O povo quer música
Quanto mais tempo temos para racionalizar, menos nos deixamos levar pelo instinto
Quanto mais tempo temos para racionalizar, menos nos deixamos levar pelo instinto
Meio & Mensagem
5 de junho de 2013 - 12h55
Eu sou um leigo em música clássica. Gosto de ouvir, mas não saberia citar o nome de uma orquestra. Não ligo o nome à obra. Meu conhecimento nessa área é restrito a toques de celular e a musiquinhas de espera. É a minha vergonha musical. Só equilibrada pelo fato de eu não suportar qualquer estilo que termine com a palavra “universitário”.
Acontece que música clássica me emociona, mesmo não conhecendo nada. Quando estive em Berlim pela primeira vez, o que logo me chamou atenção foi a trilha sonora dos taxistas. Ou eles escutam música clássica ou hits esquecidos dos anos 80. Ou eles exaltam o conhecimento que me falta ou passeiam pelos sucessos represados pelo muro. Para um carioca acostumado com taxistas embalados no funk e sem amortecedores, Berlim me emocionou na primeira corrida.
No segundo módulo da Berlin School, tive uma chance única. A escola nos convidou para um evento da série Casual Concerts na Deutsches Symphonie-Orchester Berlin. Tudo parecia perfeito. O lugar é inacreditavelmente lindo. O som chega limpo a todos os recantos. Uma plateia absolutamente elegante e concentrada. Um espirro não se atreveria a escapar em tal espaço com vergonha de sair do tom.

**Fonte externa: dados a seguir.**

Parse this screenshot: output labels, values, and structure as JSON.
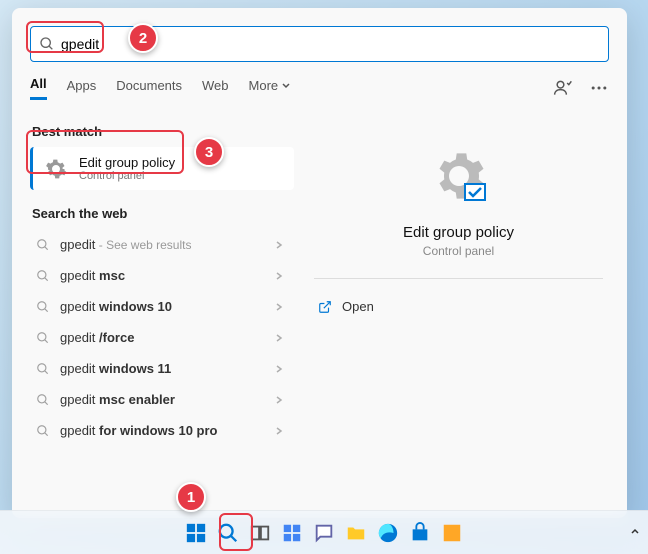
{
  "search": {
    "value": "gpedit"
  },
  "tabs": {
    "all": "All",
    "apps": "Apps",
    "documents": "Documents",
    "web": "Web",
    "more": "More"
  },
  "bestMatch": {
    "label": "Best match",
    "title": "Edit group policy",
    "subtitle": "Control panel"
  },
  "webSearch": {
    "label": "Search the web",
    "items": [
      {
        "prefix": "gpedit",
        "suffix": "",
        "hint": " - See web results"
      },
      {
        "prefix": "gpedit ",
        "suffix": "msc",
        "hint": ""
      },
      {
        "prefix": "gpedit ",
        "suffix": "windows 10",
        "hint": ""
      },
      {
        "prefix": "gpedit ",
        "suffix": "/force",
        "hint": ""
      },
      {
        "prefix": "gpedit ",
        "suffix": "windows 11",
        "hint": ""
      },
      {
        "prefix": "gpedit ",
        "suffix": "msc enabler",
        "hint": ""
      },
      {
        "prefix": "gpedit ",
        "suffix": "for windows 10 pro",
        "hint": ""
      }
    ]
  },
  "preview": {
    "title": "Edit group policy",
    "subtitle": "Control panel",
    "open": "Open"
  },
  "callouts": {
    "c1": "1",
    "c2": "2",
    "c3": "3"
  }
}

A ideia do Casual Concerts é excelente. O maestro faz o papel de um professor. Tugan Sokhiev foi o nosso condutor nessa viagem pela Sinfonia Nº 7 de Antonín Dvorák, que tinha tudo para ser inesquecível. O maestro nos leva a entender as passagens, as intenções de vários momentos da Sinfonia. Ele explica cada detalhe com afinco. Nos primeiros 10 minutos, tive a certeza de que seria uma noite incrível. Ele ressaltava os porquês, o estilo, a linha histórica, os motivos. O problema é que a explicação levou tempo demais. A partir de um determinado momento, Deutsches Symphonie-Orchester parecia um lindo Keynote. A baqueta virou um enter que mudava as telas. A trilha era bonita, mas o peso da pálpebra começou a ser inevitável.
Após 50 minutos de introdução, o maestro finalmente iniciou a Sinfonia. Que veio a durar menos do que a explicação. Cada detalhe estava tão racionalizado, que a emoção fugiu sorrateira. Eu estava cansado. Quando conseguia conectar uma passagem da Sinfonia Nº 7, eu buscava pela razão. Ticava a minha lista como quem diz: essa eu lembro.
Na saída, comentei com meus colegas de classe (gosto de ter 40 anos e falar isso) que o concerto tinha me lembrado um erro recorrente em reuniões. O excesso de racionalização. Do mesmo jeito que o maestro tentava transformar em lógica o que muitas vezes nos emociona por ser ilógico, as apresentações tendem a exaltar o racional. Na ânsia de explicar como chegamos lá, perdemos o sentimento de aproveitar o “lá”.
No Casual Concerts, não houve equilíbrio. Meus colegas Chacho, Simon, Eduardo e Lea saíram antes do término. Lea escreveu sobre o meu comentário que agora percorro de novo. Parte da plateia chegou cansada na execução da peça. O que me faz pensar que não é por acaso que reuniões muito longas costumam terminar com refação. Quanto mais tempo temos para racionalizar, menos nos deixamos levar pelo instinto. Precisei de meses para ouvir a Sinfonia Nº 7 novamente. Livre de todos os porquês, enfim, aproveitei. Achei sentido quando não busquei por um. Tugan Sokhiev me deu a razão. A Sinfonia me trouxe a emoção. Se tivesse que escolher entre as duas, não hesitaria. O povo quer música.